適用を受ける場合は、指定された期限内に反則金を納付する必要があります。

参考:山梨県警察/交通反則通告制度のよくある質問Q&A

反則金の納付方法と期限

反則金は、銀行・信用金庫・郵便局で納付できます。

納付期限は通常、違反日から7日以内です。​

​期限内に納付しなかった場合は、以下のいずれかで新たな納付書を再交付してもらう必要があります。

  1. 免許センター内の通告センターに出頭して新たな納付書を受け取る
  2. 通告センターに出頭しなかった場合は、40日程度で反則金相当額と送付費用を合わせた納付書が郵送される

新たな納付書の納付期限内に納付しなかった場合は、刑事手続きに移行する可能性があるため、速やかな対応が求められます。

出典:警視庁 反則金の納付

違反に納得できない場合の対処法

違反に異議がある場合、反則金を納付せず、裁判で争うことが可能です。

​この場合、検察からの呼び出しを受け、裁判所で主張をしなければなりません。​

ただし、裁判には時間と労力がかかるため、慎重な判断が必要です。

車線変更違反が免許に与える影響

車線変更違反による点数加算は1点とはいえ、累積により免許停止や取り消しにつながる恐れがあります。
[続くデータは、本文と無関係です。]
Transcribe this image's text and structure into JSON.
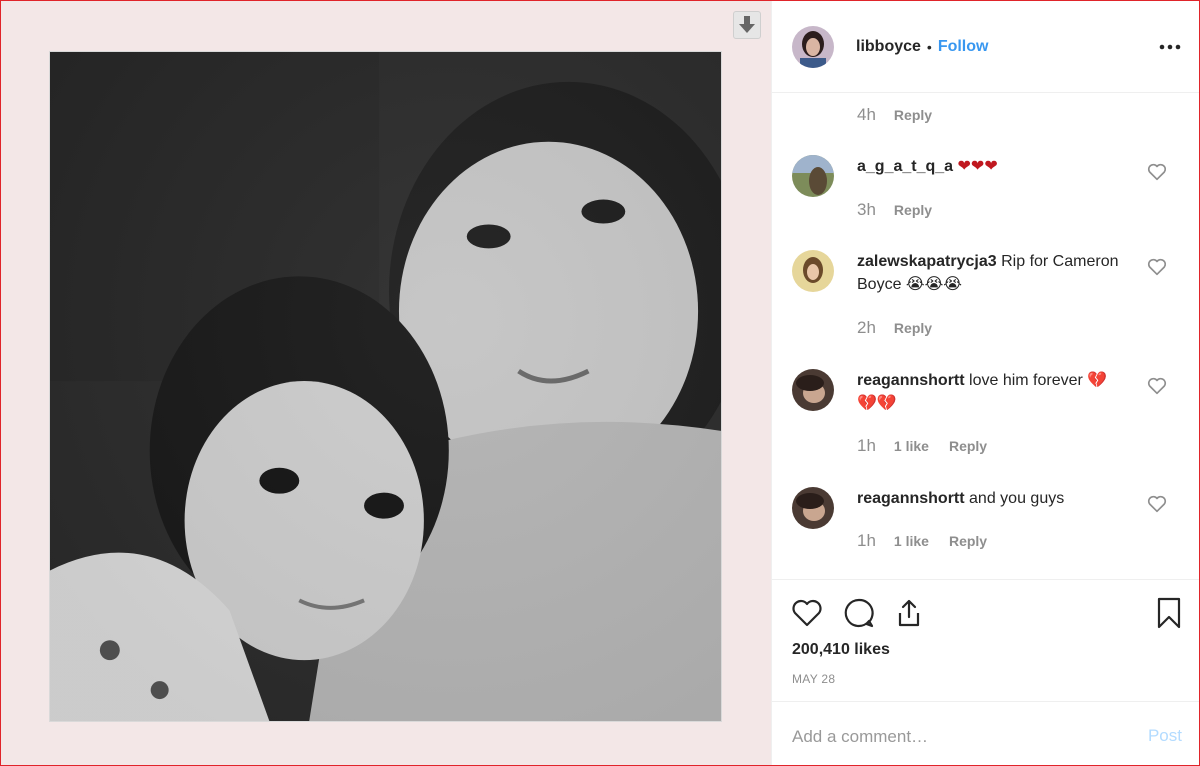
{
  "post": {
    "username": "libboyce",
    "separator": "•",
    "follow_label": "Follow",
    "more_icon": "more-horizontal-icon",
    "likes": "200,410 likes",
    "date": "MAY 28"
  },
  "comments": {
    "first_meta": {
      "time": "4h",
      "reply": "Reply"
    },
    "items": [
      {
        "user": "a_g_a_t_q_a",
        "text": "❤❤❤",
        "time": "3h",
        "likes": "",
        "reply": "Reply"
      },
      {
        "user": "zalewskapatrycja3",
        "text": "Rip for Cameron Boyce 😭😭😭",
        "time": "2h",
        "likes": "",
        "reply": "Reply"
      },
      {
        "user": "reagannshortt",
        "text": "love him forever 💔💔💔",
        "time": "1h",
        "likes": "1 like",
        "reply": "Reply"
      },
      {
        "user": "reagannshortt",
        "text": "and you guys",
        "time": "1h",
        "likes": "1 like",
        "reply": "Reply"
      }
    ]
  },
  "actions": {
    "like_icon": "heart-icon",
    "comment_icon": "comment-icon",
    "share_icon": "share-icon",
    "save_icon": "bookmark-icon"
  },
  "composer": {
    "placeholder": "Add a comment…",
    "post_label": "Post"
  },
  "colors": {
    "accent": "#3897f0",
    "post_disabled": "#b3dbff",
    "media_bg": "#f3e7e7",
    "frame_border": "#e0242a"
  }
}
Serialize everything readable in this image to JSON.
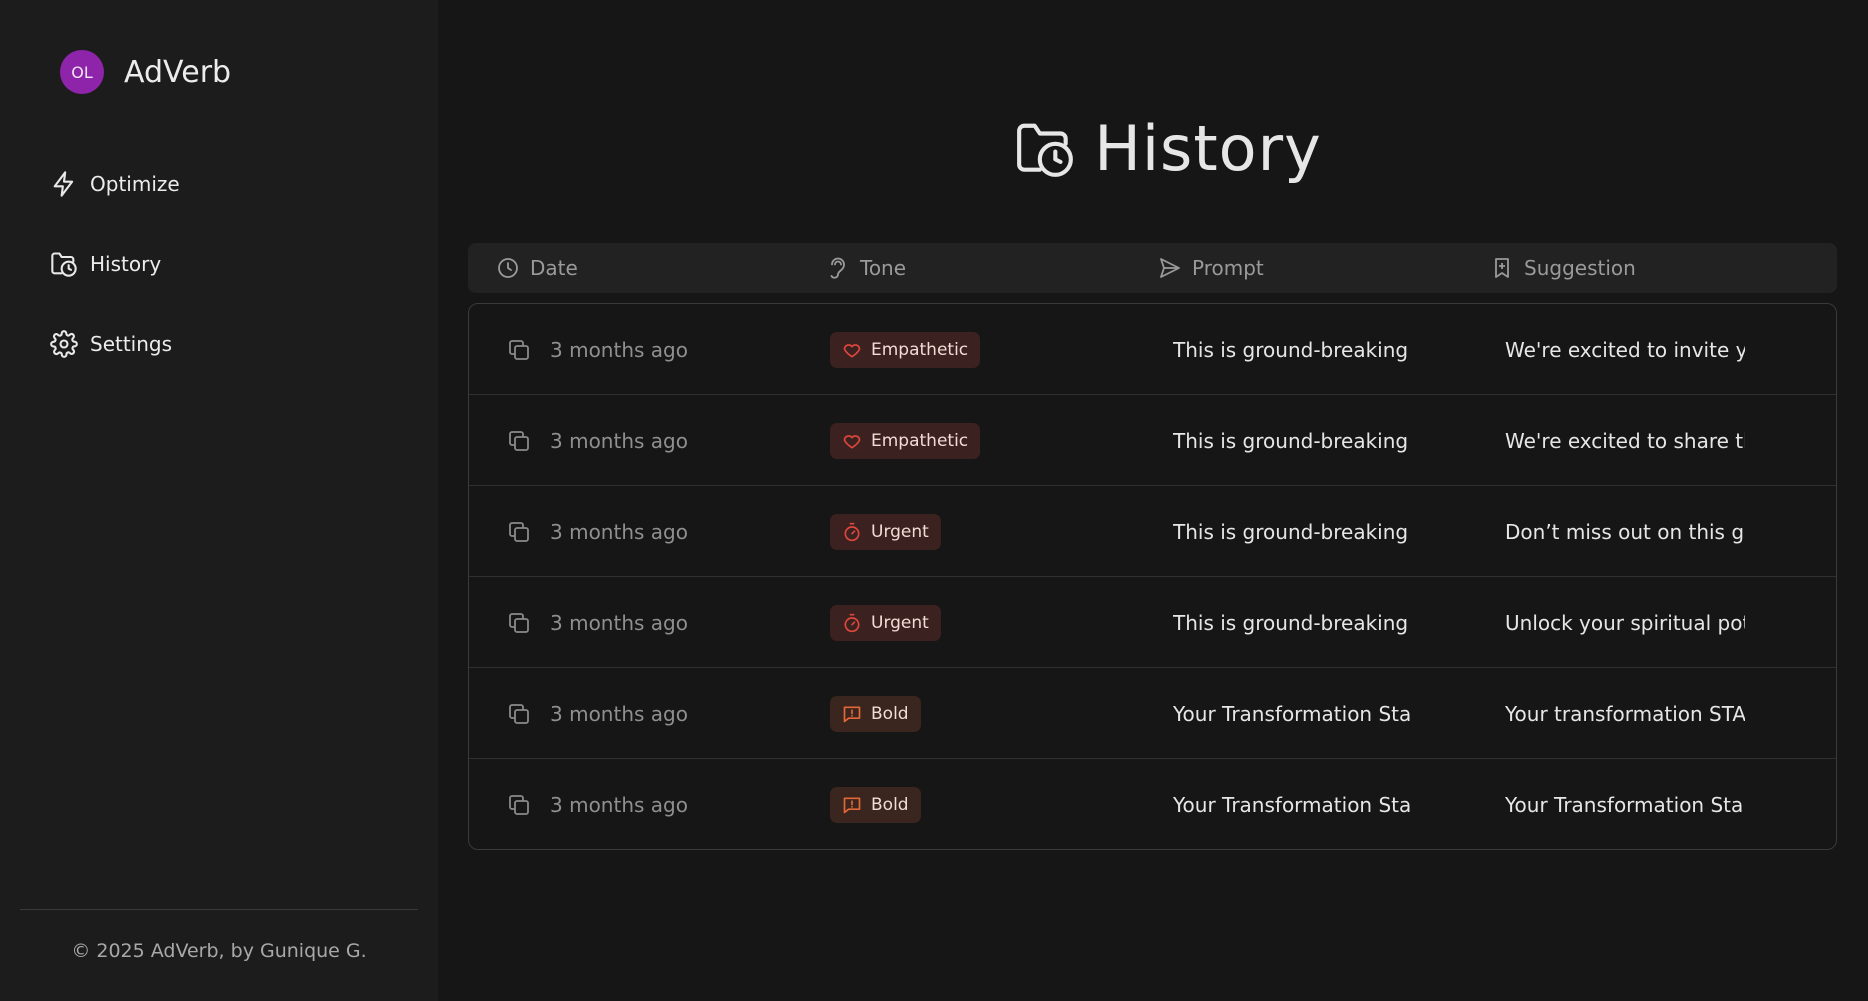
{
  "brand": {
    "initials": "OL",
    "name": "AdVerb"
  },
  "nav": [
    {
      "label": "Optimize",
      "icon": "zap-icon"
    },
    {
      "label": "History",
      "icon": "folder-clock-icon"
    },
    {
      "label": "Settings",
      "icon": "gear-icon"
    }
  ],
  "footer": "© 2025 AdVerb, by Gunique G.",
  "page": {
    "title": "History",
    "icon": "folder-clock-icon"
  },
  "table": {
    "columns": {
      "date": "Date",
      "tone": "Tone",
      "prompt": "Prompt",
      "suggestion": "Suggestion"
    },
    "rows": [
      {
        "date": "3 months ago",
        "tone": "Empathetic",
        "tone_icon": "heart-icon",
        "prompt": "This is ground-breaking",
        "suggestion": "We're excited to invite yo"
      },
      {
        "date": "3 months ago",
        "tone": "Empathetic",
        "tone_icon": "heart-icon",
        "prompt": "This is ground-breaking",
        "suggestion": "We're excited to share th"
      },
      {
        "date": "3 months ago",
        "tone": "Urgent",
        "tone_icon": "timer-icon",
        "prompt": "This is ground-breaking",
        "suggestion": "Don’t miss out on this go"
      },
      {
        "date": "3 months ago",
        "tone": "Urgent",
        "tone_icon": "timer-icon",
        "prompt": "This is ground-breaking",
        "suggestion": "Unlock your spiritual pot"
      },
      {
        "date": "3 months ago",
        "tone": "Bold",
        "tone_icon": "message-alert-icon",
        "prompt": "Your Transformation Sta",
        "suggestion": "Your transformation STA"
      },
      {
        "date": "3 months ago",
        "tone": "Bold",
        "tone_icon": "message-alert-icon",
        "prompt": "Your Transformation Sta",
        "suggestion": "Your Transformation Sta"
      }
    ]
  },
  "colors": {
    "background": "#161616",
    "sidebar": "#1c1c1c",
    "avatar": "#8e24aa",
    "tone_red": "#e0473c",
    "tone_orange": "#e2683a"
  }
}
免許をとって間もないドライバーや免停歴がある方は注意が必要です。

また、違反が繰り返されると『危険運転者』として、運転免許を受けることのできない期間の上限引き上げなどの行政処分が実施され、道路交通の場から排除される可能性があります。

出典:警察庁 運転者施策

事故を伴った場合は刑事罰や行政処分が重くなるため「少しくらいなら」と油断せず、日頃から意識して安全運転に努めることが大切です。

累積点数による免許停止・取り消し

最後に交通違反や交通事故を起こした日から、過去3年間の累積点数を基準に停止や取消処分等の行政処分が行われます。

例:過去3年以内に行政処分を受けたことがない場合

  • 6点から14点まで:停止処分
  • 15点以上:取消処分

そのため、過去3年以内に行政処分を受けたことがある場合や行政処分歴が多い場合は、低い累積点数で処分対象となります。

出典:警視庁

安全な車線変更のポイント

車線変更時の安全確保はミラーだけに頼らず、死角にいるかもしれない車両の存在確認と約3秒前のウィンカーの点灯で周囲への意思伝達が大切です。
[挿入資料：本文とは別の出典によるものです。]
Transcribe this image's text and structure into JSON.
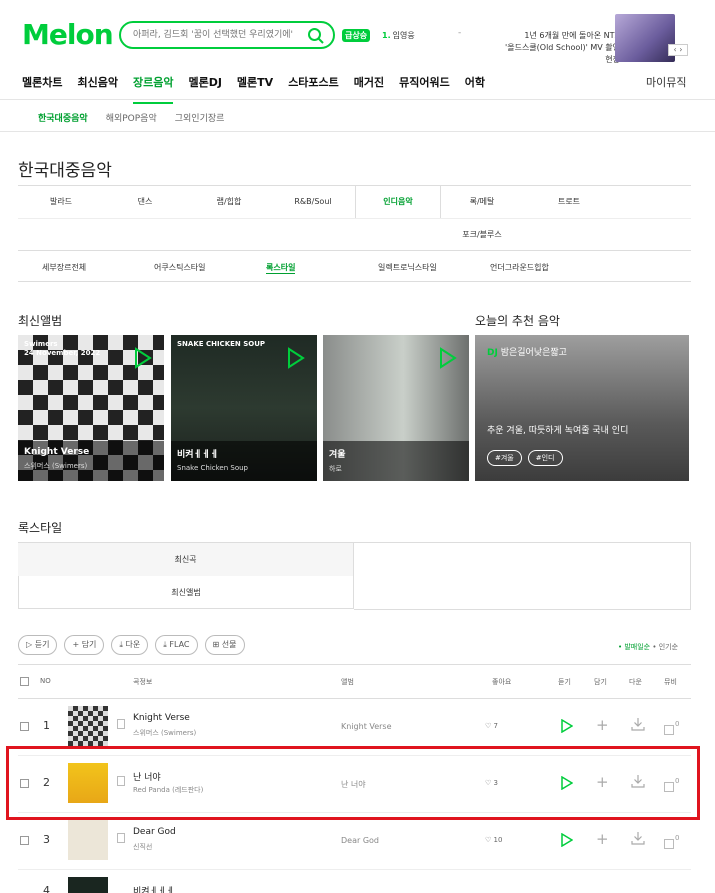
{
  "header": {
    "logo": "Melon",
    "search_placeholder": "아퍼라, 김드회 '꿈이 선택했던 우리였기에'",
    "rise_badge": "급상승",
    "rank_no": "1.",
    "rank_text": "임영웅",
    "dash": "-",
    "promo_line1": "1년 6개월 만에 돌아온 NTX",
    "promo_line2": "'올드스쿨(Old School)' MV 촬영 현장",
    "promo_arrows": "‹ ›"
  },
  "gnb": {
    "items": [
      "멜론차트",
      "최신음악",
      "장르음악",
      "멜론DJ",
      "멜론TV",
      "스타포스트",
      "매거진",
      "뮤직어워드",
      "어학"
    ],
    "mymusic": "마이뮤직"
  },
  "subnav": [
    "한국대중음악",
    "해외POP음악",
    "그외인기장르"
  ],
  "page_title": "한국대중음악",
  "genres": [
    "발라드",
    "댄스",
    "랩/힙합",
    "R&B/Soul",
    "인디음악",
    "록/메탈",
    "트로트",
    "포크/블루스"
  ],
  "styles": [
    "세부장르전체",
    "어쿠스틱스타일",
    "록스타일",
    "일렉트로닉스타일",
    "언더그라운드힙합"
  ],
  "new_albums": {
    "title": "최신앨범",
    "items": [
      {
        "title": "Knight Verse",
        "artist": "스위머스 (Swimers)",
        "top_line1": "Swimers",
        "top_line2": "24 November, 2022"
      },
      {
        "title": "비켜ㅔㅔㅔ",
        "artist": "Snake Chicken Soup",
        "top_line1": "SNAKE CHICKEN SOUP",
        "top_line2": ""
      },
      {
        "title": "겨울",
        "artist": "하로",
        "top_line1": "",
        "top_line2": ""
      }
    ]
  },
  "recommend": {
    "title": "오늘의 추천 음악",
    "dj": "DJ",
    "dj_name": "밤은길어낮은짧고",
    "text": "추운 겨울, 따듯하게 녹여줄 국내 인디",
    "tags": [
      "#겨울",
      "#인디"
    ]
  },
  "section_title": "록스타일",
  "tabs": [
    "최신곡",
    "최신앨범"
  ],
  "buttons": [
    "듣기",
    "담기",
    "다운",
    "FLAC",
    "선물"
  ],
  "sort": {
    "active": "발매일순",
    "other": "인기순"
  },
  "table_head": {
    "no": "NO",
    "song": "곡정보",
    "album": "앨범",
    "like": "좋아요",
    "listen": "듣기",
    "add": "담기",
    "down": "다운",
    "mv": "뮤비"
  },
  "rows": [
    {
      "no": "1",
      "title": "Knight Verse",
      "artist": "스위머스 (Swimers)",
      "album": "Knight Verse",
      "likes": "7",
      "mv": "0"
    },
    {
      "no": "2",
      "title": "난 너야",
      "artist": "Red Panda (레드판다)",
      "album": "난 너야",
      "likes": "3",
      "mv": "0"
    },
    {
      "no": "3",
      "title": "Dear God",
      "artist": "신직선",
      "album": "Dear God",
      "likes": "10",
      "mv": "0"
    },
    {
      "no": "4",
      "title": "비켜ㅔㅔㅔ",
      "artist": "",
      "album": "",
      "likes": "",
      "mv": ""
    }
  ]
}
高速道路などの合流地点では早めの判断とスムーズな加速も重要なので、道路標示や標識を見落とさず、禁止区域での変更は絶対に避けましょう。

決められたルールを守ることが、自分と他人の命を守る第一歩です。

  • 車線変更前の安全確認:ミラーや目視で周囲の車両や歩行者の有無を確認して安全を確保する
  • 適切なタイミングと合図:約3秒前にウィンカーを出し、周囲に意思を伝える
  • スムーズな車線変更のための速度調整:車線変更前後で速度差が大きいと、事故を誘発する可能性があるため​周囲の流れに合わせた速度調整を心がける
  • ​安全な車間距離の確保:急な車線変更やブレーキにも対応できるよう、十分な車間距離を保つ

まとめ:安全運転を心がけ、違反のない車線変更を

車線変更違反は、見落としや軽視から起こることが多い違反ですが、その影響は想像以上に大きいものです。

事故のリスクはもちろんのこと、反則金や点数の加算や免許の効力にも関わるため、確かな知識と慎重な運転が求められます。

道路標示の意味を正しく理解し、車線変更のルールを守ることが安全運転の第一歩です。

自分だけでなく、周囲のドライバーや歩行者の安全を守るためにも日々の運転に責任を持った行動を心がけましょう。